Clear direction needed for Ireland’s agri-food sector – ICOS President tells AGM
“Ireland’s impressive agri-food sector faces major challenges around which questions need to be asked and conversations need to be had if we are to ensure continuing progress and sustainability in the years ahead,” ICOS President Jerry Long said at the Society’s 125th Annual General Meeting, held online today and attended by co-op leaders from all over Ireland.
“On the face of it, we have a strong and efficient agriculture and food sector in this country, supporting tens of thousands of jobs, exporting high quality products worth billions, to consumers far and wide.”
“In the years ahead, we need to maximise the potential for family farms to create good and stable incomes thereby stimulating rural economic development but this will be against the backdrop of our commitments on the environment and animal welfare, not to mention the exceptional challenges facing our sector due to COVID-19 and Brexit.”
“Our co-operatives have performed brilliantly over the past decade, putting in place fantastic processing facilities and routes to market for the extra milk that farmers wanted to produce. That resulted in an additional 60-70% greater yield in milk solids since quotas were lifted, and we should be proud of that. But we have to ask, can we actually continue to expand at such a rate?”
“We have legal commitments on climate change, air and water quality, and biodiversity, as well as increasing restrictions reflecting necessary practices and consumer expectations on calf welfare. Both farmers and industry need clear direction; and the challenge for the co-operative movement and others is to provide that. We simply can’t rush headlong into the huge herds and associated problems seen by our friends in New Zealand.”
“We also need to acknowledge that dairying is interconnected and interdependent with the beef and tillage sectors and that we all need each other.
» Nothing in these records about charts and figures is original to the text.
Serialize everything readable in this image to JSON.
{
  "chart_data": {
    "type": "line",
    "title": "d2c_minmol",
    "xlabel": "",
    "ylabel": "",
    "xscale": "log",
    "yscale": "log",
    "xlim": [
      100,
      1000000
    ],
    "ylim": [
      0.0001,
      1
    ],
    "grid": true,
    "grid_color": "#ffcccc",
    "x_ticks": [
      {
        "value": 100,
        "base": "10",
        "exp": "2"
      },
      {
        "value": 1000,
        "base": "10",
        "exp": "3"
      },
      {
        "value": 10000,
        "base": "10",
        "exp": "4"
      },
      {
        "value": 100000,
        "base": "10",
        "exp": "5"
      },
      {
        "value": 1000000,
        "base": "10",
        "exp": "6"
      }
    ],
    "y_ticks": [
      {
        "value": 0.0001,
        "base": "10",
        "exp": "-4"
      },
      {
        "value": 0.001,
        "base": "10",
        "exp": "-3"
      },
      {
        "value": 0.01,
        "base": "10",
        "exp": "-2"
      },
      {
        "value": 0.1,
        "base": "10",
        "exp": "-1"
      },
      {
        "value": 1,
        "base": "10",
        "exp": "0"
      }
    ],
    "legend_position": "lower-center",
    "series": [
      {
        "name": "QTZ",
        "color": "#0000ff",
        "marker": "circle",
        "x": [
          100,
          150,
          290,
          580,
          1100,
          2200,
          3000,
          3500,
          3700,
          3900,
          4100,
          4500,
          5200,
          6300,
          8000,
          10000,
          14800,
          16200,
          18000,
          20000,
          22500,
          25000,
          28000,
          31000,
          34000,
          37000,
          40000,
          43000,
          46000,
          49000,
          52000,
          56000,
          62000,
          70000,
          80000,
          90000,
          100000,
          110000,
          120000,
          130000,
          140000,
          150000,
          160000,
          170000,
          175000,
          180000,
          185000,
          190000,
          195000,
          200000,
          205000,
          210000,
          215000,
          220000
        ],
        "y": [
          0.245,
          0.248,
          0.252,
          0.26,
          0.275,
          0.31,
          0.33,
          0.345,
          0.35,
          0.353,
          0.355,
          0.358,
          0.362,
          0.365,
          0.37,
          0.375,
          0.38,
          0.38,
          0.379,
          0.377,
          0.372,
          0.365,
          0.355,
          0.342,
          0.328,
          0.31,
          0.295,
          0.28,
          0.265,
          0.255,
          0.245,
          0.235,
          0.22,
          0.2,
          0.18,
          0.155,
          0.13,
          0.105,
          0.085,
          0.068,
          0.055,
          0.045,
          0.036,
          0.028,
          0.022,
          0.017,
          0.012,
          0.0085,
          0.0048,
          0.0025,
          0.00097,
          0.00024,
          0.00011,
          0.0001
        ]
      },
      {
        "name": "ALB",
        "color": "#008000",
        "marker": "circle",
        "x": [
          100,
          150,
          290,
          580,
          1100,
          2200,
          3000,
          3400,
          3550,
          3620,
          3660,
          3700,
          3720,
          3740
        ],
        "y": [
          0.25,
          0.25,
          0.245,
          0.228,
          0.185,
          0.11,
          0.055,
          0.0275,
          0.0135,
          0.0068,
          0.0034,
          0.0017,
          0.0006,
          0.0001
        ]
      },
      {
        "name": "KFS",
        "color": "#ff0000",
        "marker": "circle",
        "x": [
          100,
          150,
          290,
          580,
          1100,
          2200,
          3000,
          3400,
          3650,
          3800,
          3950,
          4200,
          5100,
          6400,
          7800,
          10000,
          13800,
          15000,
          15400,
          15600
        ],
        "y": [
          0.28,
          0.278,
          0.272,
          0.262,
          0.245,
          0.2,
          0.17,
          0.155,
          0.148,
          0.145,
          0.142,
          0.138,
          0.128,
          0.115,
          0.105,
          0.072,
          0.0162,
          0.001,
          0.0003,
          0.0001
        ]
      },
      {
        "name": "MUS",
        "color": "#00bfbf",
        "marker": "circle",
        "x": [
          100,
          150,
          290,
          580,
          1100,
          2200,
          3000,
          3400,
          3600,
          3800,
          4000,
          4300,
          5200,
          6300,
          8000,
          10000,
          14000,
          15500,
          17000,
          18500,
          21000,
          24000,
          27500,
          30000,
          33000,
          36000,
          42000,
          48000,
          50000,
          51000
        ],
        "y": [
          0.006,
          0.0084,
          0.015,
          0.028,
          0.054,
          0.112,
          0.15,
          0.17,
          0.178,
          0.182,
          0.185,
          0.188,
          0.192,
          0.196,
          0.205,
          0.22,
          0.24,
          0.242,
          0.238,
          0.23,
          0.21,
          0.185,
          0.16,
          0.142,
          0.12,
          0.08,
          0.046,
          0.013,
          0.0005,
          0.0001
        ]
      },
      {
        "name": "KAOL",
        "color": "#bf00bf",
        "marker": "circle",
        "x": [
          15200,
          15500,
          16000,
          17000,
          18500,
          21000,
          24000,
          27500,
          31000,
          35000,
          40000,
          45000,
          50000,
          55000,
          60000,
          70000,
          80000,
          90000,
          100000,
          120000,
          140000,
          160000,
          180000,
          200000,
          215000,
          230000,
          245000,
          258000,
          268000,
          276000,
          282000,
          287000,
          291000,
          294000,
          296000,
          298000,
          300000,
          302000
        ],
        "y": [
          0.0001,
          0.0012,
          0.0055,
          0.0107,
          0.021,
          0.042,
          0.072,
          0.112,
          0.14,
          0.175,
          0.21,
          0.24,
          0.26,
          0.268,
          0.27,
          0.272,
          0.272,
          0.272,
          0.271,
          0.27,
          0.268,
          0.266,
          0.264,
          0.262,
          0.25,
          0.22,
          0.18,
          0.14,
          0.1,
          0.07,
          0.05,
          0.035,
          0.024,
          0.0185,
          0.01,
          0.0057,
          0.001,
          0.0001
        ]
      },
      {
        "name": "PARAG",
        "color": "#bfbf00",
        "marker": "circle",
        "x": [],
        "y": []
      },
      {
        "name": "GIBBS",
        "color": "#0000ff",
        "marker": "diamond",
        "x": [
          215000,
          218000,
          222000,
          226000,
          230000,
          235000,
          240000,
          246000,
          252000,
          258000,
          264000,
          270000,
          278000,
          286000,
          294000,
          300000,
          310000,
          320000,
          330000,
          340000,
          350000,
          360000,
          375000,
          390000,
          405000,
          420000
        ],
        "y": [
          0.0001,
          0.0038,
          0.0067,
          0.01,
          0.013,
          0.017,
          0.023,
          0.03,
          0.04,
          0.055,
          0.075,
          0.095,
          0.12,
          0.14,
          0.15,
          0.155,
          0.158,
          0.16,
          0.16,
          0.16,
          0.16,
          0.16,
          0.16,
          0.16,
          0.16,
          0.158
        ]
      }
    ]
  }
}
“We have a beef sector that the dairy farmer is hugely dependent on to take our male calves, but which has an economic model that is broken, and which is characterised by farmers losing money on every animal they feed. We need a model that allows livestock farmers to make a living from their farms and provides for a suckler herd producing top-quality beef for particular markets, alongside quality dairy beef for other markets, but the key question is, can this be produced profitably?
“It may be too late to dream of co-operatives getting back into meat processing; but we do need to have co-operative marts that can organise and support beef farmers in a mutual endeavour to obtain fair treatment and fair prices in a market currently dominated by large scale processing enterprises.”
“In a national economy, rural and urban, that is profoundly damaged by COVID, and now further threatened by Brexit, the co-operative model has much to offer in bringing people and ideas together, stimulating business development and addressing market needs for the mutual benefit of primary producers and the economy. As elected co-operative leaders, we have both the opportunity and the responsibility to shape the evolution of our sector, with a vision for the future sustainability of those who we serve. These are the key issues we will need to address in the years ahead,” said Jerry Long.